Outside of the Fenway Institute, Fenway Health has acknowledged how racism, sexism, and homophobia in the healthcare field continue to marginalize LGBTQ people, especially LGBTQ people of color. In a statement addressed to their Black, trans, and gender diverse patients, clients, participants, and community members, Fenway Health says, “We know we must do more to dismantle the systems of racism in our community and in healthcare as a whole. Our spaces have not always been welcoming, and your voices have not always been heard. We stand in solidarity with the Black Lives Matter movement and those who are protesting against the violence and brutality perpetrated by white supremacy and systemic racism.” In recognizing their moral responsibility to address issues of healthcare discrimination, they also are connecting with community organizations around Boston to “facilitate conversations about intersectionality and racial justice, both within our organization and with our community, while continuing to listen and learn about where we need to do better.” By adopting a social justice rather than a purely medical approach to healthcare, Fenway seeks to deliver more equitable and inclusive care.
To achieve this goal of reducing LGBTQ health inequities, Fenway has collaborated with local organizations and institutions.

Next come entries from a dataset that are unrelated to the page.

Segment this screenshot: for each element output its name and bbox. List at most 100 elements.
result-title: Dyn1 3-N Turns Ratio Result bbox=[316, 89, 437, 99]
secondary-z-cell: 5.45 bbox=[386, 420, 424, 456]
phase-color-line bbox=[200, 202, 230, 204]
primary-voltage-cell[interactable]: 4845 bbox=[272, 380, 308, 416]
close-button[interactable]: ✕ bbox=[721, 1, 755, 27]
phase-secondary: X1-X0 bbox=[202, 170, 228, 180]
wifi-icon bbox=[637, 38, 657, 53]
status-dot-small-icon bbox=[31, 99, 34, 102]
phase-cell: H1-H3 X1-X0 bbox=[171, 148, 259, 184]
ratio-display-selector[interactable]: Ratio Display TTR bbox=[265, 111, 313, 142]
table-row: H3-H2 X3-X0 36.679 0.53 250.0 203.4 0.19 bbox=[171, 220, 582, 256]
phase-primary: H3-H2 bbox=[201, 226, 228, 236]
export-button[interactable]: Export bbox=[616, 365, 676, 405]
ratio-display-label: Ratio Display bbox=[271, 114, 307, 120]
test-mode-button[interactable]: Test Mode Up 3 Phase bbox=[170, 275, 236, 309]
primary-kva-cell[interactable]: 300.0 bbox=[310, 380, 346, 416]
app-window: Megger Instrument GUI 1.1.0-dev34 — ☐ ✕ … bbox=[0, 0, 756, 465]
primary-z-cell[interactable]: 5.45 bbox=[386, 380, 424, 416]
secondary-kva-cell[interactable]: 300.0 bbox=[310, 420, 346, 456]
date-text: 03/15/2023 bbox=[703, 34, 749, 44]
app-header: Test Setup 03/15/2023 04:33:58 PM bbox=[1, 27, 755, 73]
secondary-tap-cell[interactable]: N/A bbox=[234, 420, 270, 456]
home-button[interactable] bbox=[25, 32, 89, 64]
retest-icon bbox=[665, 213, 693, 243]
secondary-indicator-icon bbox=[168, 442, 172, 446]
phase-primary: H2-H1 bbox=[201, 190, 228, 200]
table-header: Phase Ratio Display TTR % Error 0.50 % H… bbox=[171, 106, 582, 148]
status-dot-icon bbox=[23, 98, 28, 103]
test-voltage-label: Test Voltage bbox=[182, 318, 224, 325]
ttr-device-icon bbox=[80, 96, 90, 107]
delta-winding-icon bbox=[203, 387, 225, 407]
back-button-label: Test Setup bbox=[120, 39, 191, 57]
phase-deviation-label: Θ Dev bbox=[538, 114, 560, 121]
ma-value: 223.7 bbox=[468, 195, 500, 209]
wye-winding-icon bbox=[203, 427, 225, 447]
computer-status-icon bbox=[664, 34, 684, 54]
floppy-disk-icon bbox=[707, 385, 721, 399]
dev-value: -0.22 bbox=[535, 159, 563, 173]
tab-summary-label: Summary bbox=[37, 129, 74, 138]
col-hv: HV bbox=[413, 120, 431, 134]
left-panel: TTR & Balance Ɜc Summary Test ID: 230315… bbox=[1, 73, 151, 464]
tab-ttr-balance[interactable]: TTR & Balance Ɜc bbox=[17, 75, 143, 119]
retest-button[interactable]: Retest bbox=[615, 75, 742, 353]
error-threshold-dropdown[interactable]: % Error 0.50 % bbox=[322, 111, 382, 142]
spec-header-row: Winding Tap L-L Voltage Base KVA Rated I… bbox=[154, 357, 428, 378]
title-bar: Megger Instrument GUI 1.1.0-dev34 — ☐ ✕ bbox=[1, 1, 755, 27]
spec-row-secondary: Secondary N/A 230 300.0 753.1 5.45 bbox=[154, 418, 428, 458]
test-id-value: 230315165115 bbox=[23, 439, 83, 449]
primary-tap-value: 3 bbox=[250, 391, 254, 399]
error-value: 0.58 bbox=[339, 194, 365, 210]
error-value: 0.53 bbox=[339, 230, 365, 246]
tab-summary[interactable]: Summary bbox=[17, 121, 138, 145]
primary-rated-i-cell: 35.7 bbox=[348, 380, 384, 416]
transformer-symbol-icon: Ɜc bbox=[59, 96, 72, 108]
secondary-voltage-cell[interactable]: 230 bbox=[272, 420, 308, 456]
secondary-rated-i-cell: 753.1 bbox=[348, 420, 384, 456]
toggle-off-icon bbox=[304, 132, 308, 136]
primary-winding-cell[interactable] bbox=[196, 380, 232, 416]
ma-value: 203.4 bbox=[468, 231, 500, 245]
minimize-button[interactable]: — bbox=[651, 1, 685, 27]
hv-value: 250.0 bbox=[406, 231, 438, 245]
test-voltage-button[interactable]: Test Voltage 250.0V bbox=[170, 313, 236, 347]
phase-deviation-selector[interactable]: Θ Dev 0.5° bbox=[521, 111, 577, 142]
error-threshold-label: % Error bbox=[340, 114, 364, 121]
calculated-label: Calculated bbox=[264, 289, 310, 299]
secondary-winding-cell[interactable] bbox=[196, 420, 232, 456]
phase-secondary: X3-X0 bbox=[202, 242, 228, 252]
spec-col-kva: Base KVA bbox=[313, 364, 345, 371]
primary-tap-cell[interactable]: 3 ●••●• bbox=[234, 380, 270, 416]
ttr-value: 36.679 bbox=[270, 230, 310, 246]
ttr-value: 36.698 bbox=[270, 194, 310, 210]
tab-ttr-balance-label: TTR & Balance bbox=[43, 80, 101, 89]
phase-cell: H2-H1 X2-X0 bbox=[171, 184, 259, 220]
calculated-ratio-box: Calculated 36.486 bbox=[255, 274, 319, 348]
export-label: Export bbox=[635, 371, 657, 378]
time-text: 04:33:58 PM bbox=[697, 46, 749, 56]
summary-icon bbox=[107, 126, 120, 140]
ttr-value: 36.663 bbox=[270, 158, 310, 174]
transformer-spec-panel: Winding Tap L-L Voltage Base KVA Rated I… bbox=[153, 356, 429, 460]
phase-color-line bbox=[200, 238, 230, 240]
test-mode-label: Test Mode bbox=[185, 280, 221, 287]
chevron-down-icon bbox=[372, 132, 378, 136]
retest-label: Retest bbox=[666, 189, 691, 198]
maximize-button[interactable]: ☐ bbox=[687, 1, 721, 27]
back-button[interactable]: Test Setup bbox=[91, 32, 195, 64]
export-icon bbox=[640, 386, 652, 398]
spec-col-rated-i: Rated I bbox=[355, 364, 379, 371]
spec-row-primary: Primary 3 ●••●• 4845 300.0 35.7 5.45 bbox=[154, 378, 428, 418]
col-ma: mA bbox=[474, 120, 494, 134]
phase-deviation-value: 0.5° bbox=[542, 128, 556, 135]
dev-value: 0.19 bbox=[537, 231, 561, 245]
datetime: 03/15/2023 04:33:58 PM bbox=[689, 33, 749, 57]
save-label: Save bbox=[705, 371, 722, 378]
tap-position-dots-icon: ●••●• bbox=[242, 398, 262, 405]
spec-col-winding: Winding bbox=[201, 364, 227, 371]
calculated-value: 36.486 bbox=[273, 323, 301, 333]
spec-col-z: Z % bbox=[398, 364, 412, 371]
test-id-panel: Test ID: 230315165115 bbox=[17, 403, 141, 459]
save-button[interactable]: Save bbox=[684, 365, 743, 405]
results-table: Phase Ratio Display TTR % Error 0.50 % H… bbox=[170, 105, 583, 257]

In 2016, The National LGBT Health Education Center at the Fenway Institute partnered with Attorney General Maura Healey’s Office and the Massachusetts Hospital Association to create a training program for hospital personnel to provide high-quality, compassionate care for members of the transgender community. Through these health education programs, Fenway has improved its front-line staff competency to ensure that trans patients feel valued at each stage of their care.
Currently, in light of the heightened violence against BIPOC and trans communities, Fenway Health also recently pledged to donate funds to community organizations that provide safe spaces, leadership training and opportunities, and advocacy directly to Black trans communities. Through this distribution of resources and partnerships with LGBTQ-centered non-profit organizations around Boston, Fenway Health serves as a model for other large health institutions to utilize community spaces to listen and learn from those who have been mistreated by the healthcare system.
However, as a result of increased stress and anxiety levels due to the COVID-19 pandemic, Fenway Health has struggled to meet the increased demand for behavioral healthcare over the past year. With limited staffing capabilities, Fenway patients can expect to wait up to six months for psychotherapy services. This has forced many people to seek care elsewhere through referrals, an alternative that is inaccessible to low-income individuals and those without health insurance. While Fenway has reassured community members that this issue represents a "short-term challenge," the limited number of available services has caused people to suffer in silence for months without the critical support they need. For groups like LGBTQ youth who are already experiencing higher rates of chronic mental illness and suicide rates than their heterosexual peers, the lack of mental health services can be detrimental to their long term health and overall well-being.
While Fenway Health’s Gender Affirming Clinical Health Model serves as an example for other institutions looking to implement more inclusive health services, much more work needs to be done to ensure that this care is accessible to trans and gender-nonconforming patients during this unprecedented time.